Berlin. Im Südwesten wurde die CDU von den Grünen abgehängt, nun in Mecklenburg-Vorpommern von der AfD. Wie soll die Merkel-Partei reagieren?

Sie war nicht da, sondern weit weg, beim G20-Gipfel in China. Doch auch in der Ferne wird das Ergebnis der Landtagswahl in Mecklenburg-Vorpommern Angela Merkel (CDU) nahegehen: Die Alternative für Deutschland (AfD) hat am Sonntag Merkels Partei überflügelt. Das Kopf-an-Kopf-Rennen endete mit dem schlechtesten CDU-Ergebnis im Nordosten, mit dem drittschlechtesten für die CDU in einem Flächenland in der Geschichte der Bundesrepublik – just in Merkels Heimatverband und am 4. September, seit 2015 das Signaldatum für die Politik der offenen Grenzen. Ist der AfD-Coup ein Omen?

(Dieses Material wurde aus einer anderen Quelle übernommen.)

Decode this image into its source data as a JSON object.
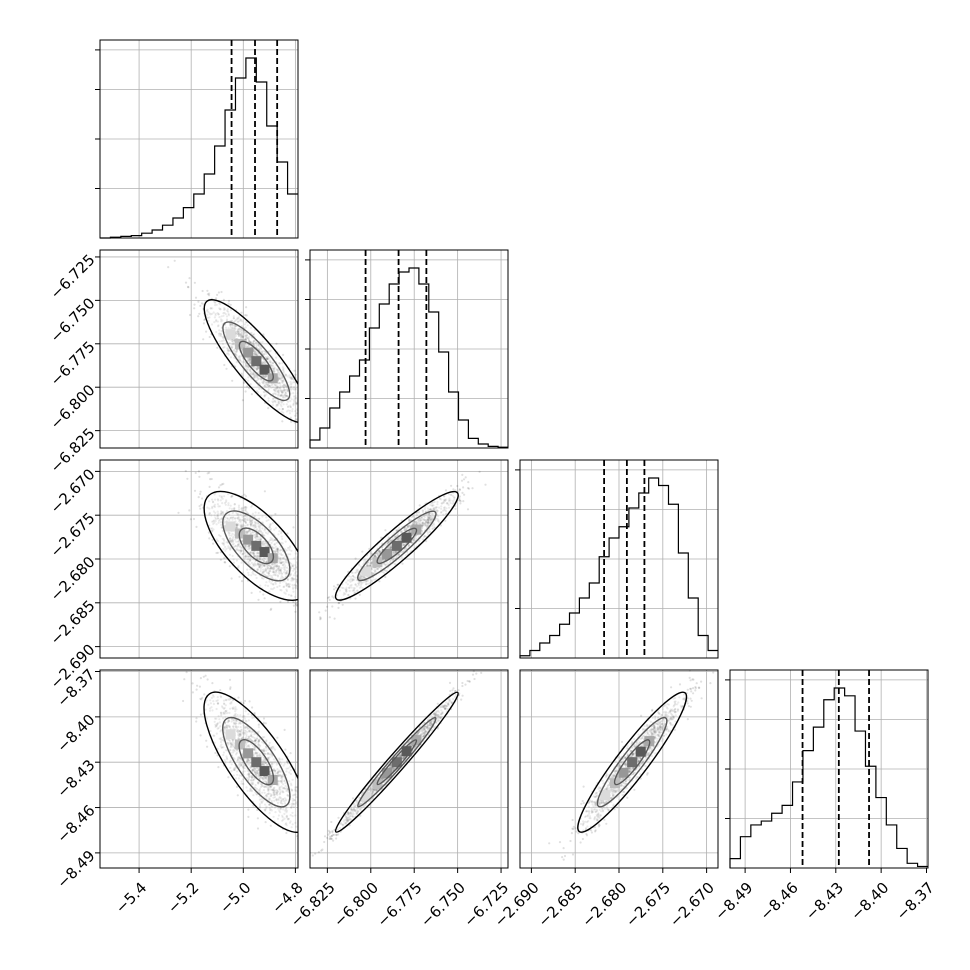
{
  "chart_data": {
    "type": "corner",
    "grid": true,
    "colors": {
      "line": "#000000",
      "grid": "#b0b0b0",
      "frame": "#000000"
    },
    "quantile_lines": "dashed",
    "params": [
      {
        "range": [
          -5.55,
          -4.79
        ],
        "ticks": [
          -5.4,
          -5.2,
          -5.0,
          -4.8
        ],
        "tick_labels": [
          "−5.4",
          "−5.2",
          "−5.0",
          "−4.8"
        ],
        "quantiles": [
          -5.045,
          -4.955,
          -4.87
        ],
        "mean": -4.95,
        "sd": 0.09,
        "skew": -0.06
      },
      {
        "range": [
          -6.835,
          -6.721
        ],
        "ticks": [
          -6.825,
          -6.8,
          -6.775,
          -6.75,
          -6.725
        ],
        "tick_labels": [
          "−6.825",
          "−6.800",
          "−6.775",
          "−6.750",
          "−6.725"
        ],
        "quantiles": [
          -6.803,
          -6.784,
          -6.768
        ],
        "mean": -6.785,
        "sd": 0.016,
        "skew": 0
      },
      {
        "range": [
          -2.6913,
          -2.6687
        ],
        "ticks": [
          -2.69,
          -2.685,
          -2.68,
          -2.675,
          -2.67
        ],
        "tick_labels": [
          "−2.690",
          "−2.685",
          "−2.680",
          "−2.675",
          "−2.670"
        ],
        "quantiles": [
          -2.6817,
          -2.6791,
          -2.6771
        ],
        "mean": -2.6785,
        "sd": 0.0028,
        "skew": 0.3
      },
      {
        "range": [
          -8.5,
          -8.369
        ],
        "ticks": [
          -8.49,
          -8.46,
          -8.43,
          -8.4,
          -8.37
        ],
        "tick_labels": [
          "−8.49",
          "−8.46",
          "−8.43",
          "−8.40",
          "−8.37"
        ],
        "quantiles": [
          -8.452,
          -8.428,
          -8.408
        ],
        "mean": -8.43,
        "sd": 0.021,
        "skew": 0
      }
    ],
    "histograms": [
      {
        "index": 0,
        "values": [
          0,
          1,
          2,
          3,
          6,
          10,
          16,
          25,
          38,
          55,
          80,
          115,
          160,
          200,
          225,
          195,
          140,
          95,
          55
        ]
      },
      {
        "index": 1,
        "values": [
          10,
          25,
          50,
          70,
          90,
          110,
          150,
          180,
          205,
          220,
          225,
          205,
          170,
          120,
          70,
          35,
          12,
          5,
          2,
          1
        ]
      },
      {
        "index": 2,
        "values": [
          3,
          10,
          20,
          30,
          45,
          60,
          80,
          100,
          135,
          160,
          175,
          200,
          220,
          240,
          230,
          205,
          140,
          80,
          30,
          10
        ]
      },
      {
        "index": 3,
        "values": [
          12,
          40,
          55,
          60,
          70,
          80,
          110,
          150,
          180,
          215,
          230,
          220,
          175,
          130,
          90,
          55,
          25,
          6,
          2
        ]
      }
    ],
    "pairs": [
      {
        "x_index": 0,
        "y_index": 1,
        "correlation": -0.88
      },
      {
        "x_index": 0,
        "y_index": 2,
        "correlation": -0.72
      },
      {
        "x_index": 1,
        "y_index": 2,
        "correlation": 0.95
      },
      {
        "x_index": 0,
        "y_index": 3,
        "correlation": -0.8
      },
      {
        "x_index": 1,
        "y_index": 3,
        "correlation": 0.99
      },
      {
        "x_index": 2,
        "y_index": 3,
        "correlation": 0.95
      }
    ]
  }
}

Verluste erlitten viele Parteien, SPD, CDU, Linke. Die Grünen verpassten den Einzug in den Landtag knapp. Zweifelsfrei steht der Erfolg der AfD fest, nun in neun Landtagen vertreten, in Schwerin aus dem Stand zweitstärkste Kraft. Im Konrad-Adenauer-Haus ließ sich am Sonntag kaum CDU-Parteiprominenz blicken. Der Erfolg kennt viele Gaffer, Misserfolg macht einsam. „Es ist bitter“, sagte CDU-Generalsekretär Peter Tauber.

Tauber: „Vieles ist schon neu justiert“

Am Montag schob er nach: „Auch wenn Maßnahmen manchmal länger brauchen, bis sie wirken, wir haben bereits viele Dinge neu justiert“, sagte Tauber am Montag im ARD-„Morgenmagazin“. Als Beispiele nannte er die Verschärfung des Asylrechts und das neu geschaffene Integrationsgesetz. Dennoch gebe es noch „offene Baustellen“, beispielsweise bei der Festlegung sicherer Herkunftsstaaten.

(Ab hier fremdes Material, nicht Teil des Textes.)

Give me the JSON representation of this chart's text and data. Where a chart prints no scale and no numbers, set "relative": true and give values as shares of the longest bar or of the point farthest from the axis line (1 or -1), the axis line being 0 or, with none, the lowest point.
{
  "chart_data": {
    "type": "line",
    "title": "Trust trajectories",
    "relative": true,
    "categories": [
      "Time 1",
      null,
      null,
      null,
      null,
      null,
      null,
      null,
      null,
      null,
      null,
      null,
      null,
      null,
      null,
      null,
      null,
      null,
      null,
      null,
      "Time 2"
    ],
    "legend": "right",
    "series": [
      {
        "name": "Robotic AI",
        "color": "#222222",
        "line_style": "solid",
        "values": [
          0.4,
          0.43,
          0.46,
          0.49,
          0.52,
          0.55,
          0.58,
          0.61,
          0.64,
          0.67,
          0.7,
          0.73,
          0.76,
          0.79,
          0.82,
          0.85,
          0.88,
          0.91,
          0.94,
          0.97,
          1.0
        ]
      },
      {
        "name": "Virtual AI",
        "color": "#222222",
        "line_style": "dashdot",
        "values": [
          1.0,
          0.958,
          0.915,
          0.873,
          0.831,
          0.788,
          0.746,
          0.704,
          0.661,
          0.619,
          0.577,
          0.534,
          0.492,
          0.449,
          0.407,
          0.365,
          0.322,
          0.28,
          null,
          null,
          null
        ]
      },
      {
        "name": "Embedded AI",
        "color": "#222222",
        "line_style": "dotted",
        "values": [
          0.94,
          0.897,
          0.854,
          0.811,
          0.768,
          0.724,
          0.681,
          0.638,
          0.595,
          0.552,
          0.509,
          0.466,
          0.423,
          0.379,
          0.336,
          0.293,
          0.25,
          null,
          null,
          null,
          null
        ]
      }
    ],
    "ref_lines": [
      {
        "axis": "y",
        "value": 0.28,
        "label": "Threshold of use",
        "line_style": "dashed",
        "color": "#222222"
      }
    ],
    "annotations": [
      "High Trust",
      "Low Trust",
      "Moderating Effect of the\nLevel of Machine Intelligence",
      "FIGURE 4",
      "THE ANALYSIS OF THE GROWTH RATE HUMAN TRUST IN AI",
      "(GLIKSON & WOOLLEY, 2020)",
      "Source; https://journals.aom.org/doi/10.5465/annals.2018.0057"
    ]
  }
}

Im Umgang mit Niederlagen hat die CDU inzwischen Übung, die letzte Auffrischung brachten drei Wahlen im Frühjahr. In Baden-Württemberg wurde man damals von den Grünen abgehängt. Jetzt ist es die AfD, die ihr den Rang abläuft. Es war eine Protestwahl. Es zeigte sich, dass die Regierungsarbeit der großen Koalition sich für beide Partner nicht ausgezahlt hat, weder im Bund noch in Schwerin.

CDU hofft auf rot-schwarze Regierung

Rein rechnerisch hat die SPD am meisten verloren. Sie kann sich indes damit trösten, dass sie mit Erwin Sellering den Ministerpräsidenten stellt und sich den Koalitionspartner aussuchen darf. In Berlin ließ es sich SPD-Chef Sigmar Gabriel nicht nehmen, den Triumph selbst zu verkünden. Gabriel ließ sich feiern. Warum auch nicht? Er will Kanzlerkandidat werden, braucht jeden Erfolg. War es nicht Gabriel, der sich zuletzt in die Reihe der Kritiker der Flüchtlingspolitik eingereiht hatte?

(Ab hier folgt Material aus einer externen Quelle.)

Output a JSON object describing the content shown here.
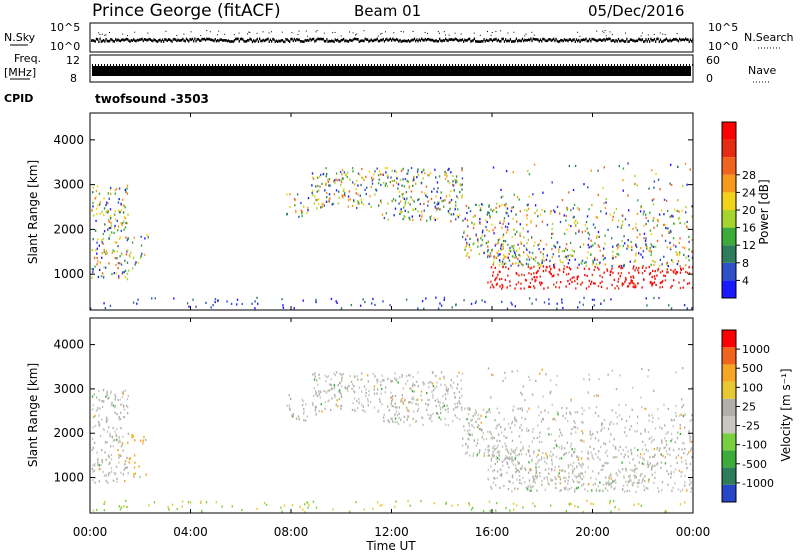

Die CDU hofft, dass Sellering sich für sie und gegen ein linkes Bündnis entscheiden wird, sodass sich machtpolitisch wenig ändern würde, weder in Schwerin noch im Bundesrat. Das Ergebnis bei der Wahl für den Berliner Senat in zwei Wochen könnte noch bitterer werden: Die SPD strebt einen Partnerwechsel an, Linke und Grüne sind hier stärker als im Nordosten.

Abgewanderten Wählern Brücken bauen

Zwar sind rechtspopulistische Parteien in vielen EU-Staaten im Aufwind, aber in Deutschland war die AfD gespalten und geschwächt. Es war die Flüchtlingskrise, die ihr Auftrieb gegeben hat, genau so, wie es die CDU-Schwester CSU immer befürchtet hatte. Lange Zeit hat die CDU gehofft, die AfD würde sich selbst zerlegen. Die AfD wurde mal ignoriert und mal ausgegrenzt.

Nach den AfD-Erfolgen im Frühjahr in Rheinland-Pfalz, Baden-Württemberg und Sachsen-Anhalt erkannte die Union dann (Merkel sprach es intern offen an), dass sie abgewanderten Wählern Brücken bauen müsse. So verhielt sich Merkel im Wahlkampf im Mecklenburg-Vorpommern. Sie sagte, „wir müssen die Wählerinnen und Wähler der AfD, von denen es im Augenblick doch recht viele gibt, immer wieder ansprechen“ – ohne aber Kernaussagen aufzugeben, etwa die soziale Marktwirtschaft, die Mitgliedschaft in Nato und EU oder die Absage an Fremdenhass. „Da können wir auch keine Kompromisse machen.“

Stärkere Abgrenzung von der AfD erwartet

Einen Rechtsruck lehnt Merkel ab. Bis wann? Bis zur Wahl in Berlin? Bis zu den Urnengängen am 6. März im Saarland, am 7. Mai in Schleswig-Holstein und am 14. Mai in NRW? Tauber machte ganz im Sinne seiner Chefin nicht den Eindruck, als wollte Merkels Regierung ihre Politik ändern oder als stünde in der CDU ein Rechtsruck an. Er machte auch klar, dass Merkel in der Kanzlerkandidaturfrage nichts überstürzen wird.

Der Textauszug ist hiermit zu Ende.